Robinson näherte sich behutsam dem Opfer. Er achtete darauf, wohin er seine Füße setzte, und hielt die Hände bei sich. Er registrierte die markanten roten Male an ihrer Kehle und sah, dass ihre Augen im Tod weit aufgerissen waren; einem alten Mythos zufolge blieb in den Augen eines Ermordeten in dem Moment, da ihn der Tod ereilt, ein Bild des Mörders zurück. Er hatte mehr als einen Fall gesehen, bei dem ein abergläubischer Killer dem Opfer nachträglich die Augen herausgerissen hatte. Er wünschte sich, der Mythos stimmte. Würde ihm die Arbeit entschieden erleichtern.
Wer hat dich ermordet?, hätte er am liebsten gefragt. Doch das Einzige, was er in diesen Augen lesen konnte, war blankes Entsetzen. Das verwunderte ihn nicht; die Frau war vom Druck auf die Luftröhre erwacht. Hätten sie Geräusche vom Einbruch aufgeschreckt, wäre der Mord an einer anderen Stelle geschehen. Er sah sich um und suchte nach Schlaftabletten. Schau im Badezimmer nach, nahm er sich vor und wusste schon jetzt, dass er fündig werden würde.

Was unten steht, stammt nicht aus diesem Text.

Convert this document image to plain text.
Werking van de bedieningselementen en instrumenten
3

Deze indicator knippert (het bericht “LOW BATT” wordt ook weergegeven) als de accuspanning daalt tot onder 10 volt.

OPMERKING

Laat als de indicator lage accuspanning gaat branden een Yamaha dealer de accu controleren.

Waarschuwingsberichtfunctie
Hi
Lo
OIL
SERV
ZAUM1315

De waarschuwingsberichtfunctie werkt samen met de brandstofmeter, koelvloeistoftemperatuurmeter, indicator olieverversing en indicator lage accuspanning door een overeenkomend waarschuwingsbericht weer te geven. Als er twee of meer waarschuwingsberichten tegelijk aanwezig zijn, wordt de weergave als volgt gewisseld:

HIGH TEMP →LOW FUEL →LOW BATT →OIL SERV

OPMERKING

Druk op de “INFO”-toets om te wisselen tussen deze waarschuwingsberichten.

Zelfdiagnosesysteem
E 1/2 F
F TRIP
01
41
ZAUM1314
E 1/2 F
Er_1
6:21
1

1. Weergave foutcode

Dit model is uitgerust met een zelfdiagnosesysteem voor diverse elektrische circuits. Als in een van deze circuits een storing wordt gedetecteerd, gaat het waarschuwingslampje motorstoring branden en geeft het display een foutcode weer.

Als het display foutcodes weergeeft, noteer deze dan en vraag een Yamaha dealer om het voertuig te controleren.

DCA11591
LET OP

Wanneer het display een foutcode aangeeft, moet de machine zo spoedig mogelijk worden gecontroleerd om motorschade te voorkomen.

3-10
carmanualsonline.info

Robinson wandte sich von der Leiche ab und nahm – wie ein Sachverständiger vor der Auktion das Kunstwerk – den Raum in Augenschein. Schubladen waren aufgezogen, ihr Inhalt ausgekippt. Eine Nachttischlampe lag zersplittert am Boden. Zuerst dachte er an einen Kampf. Doch dann verwarf er die Idee. Nein, dachte er. Der Kampf hat auf dem Bett, inmitten der zerknüllten, zerfetzten Decken stattgefunden, und er hat nicht lang gedauert. Das hier hatte damit zu tun, dass der Mann in Eile war. Er wusste, dass ihm nicht viel Zeit blieb, und so durchwühlte er das Zimmer so schnell er konnte. Auf dem Boden entdeckte Robinson ein Kissen ohne Bezug. Eine Frau, die in frischer Bettwäsche schläft, aber ohne Kissenbezug? Nein, den hat der Täter sich geschnappt, um darin sein Diebesgut mitzunehmen. Er prägte sich das Blumenmuster der Laken ein. Bist du clever genug, den wegzuwerfen? Wage ich zu bezweifeln.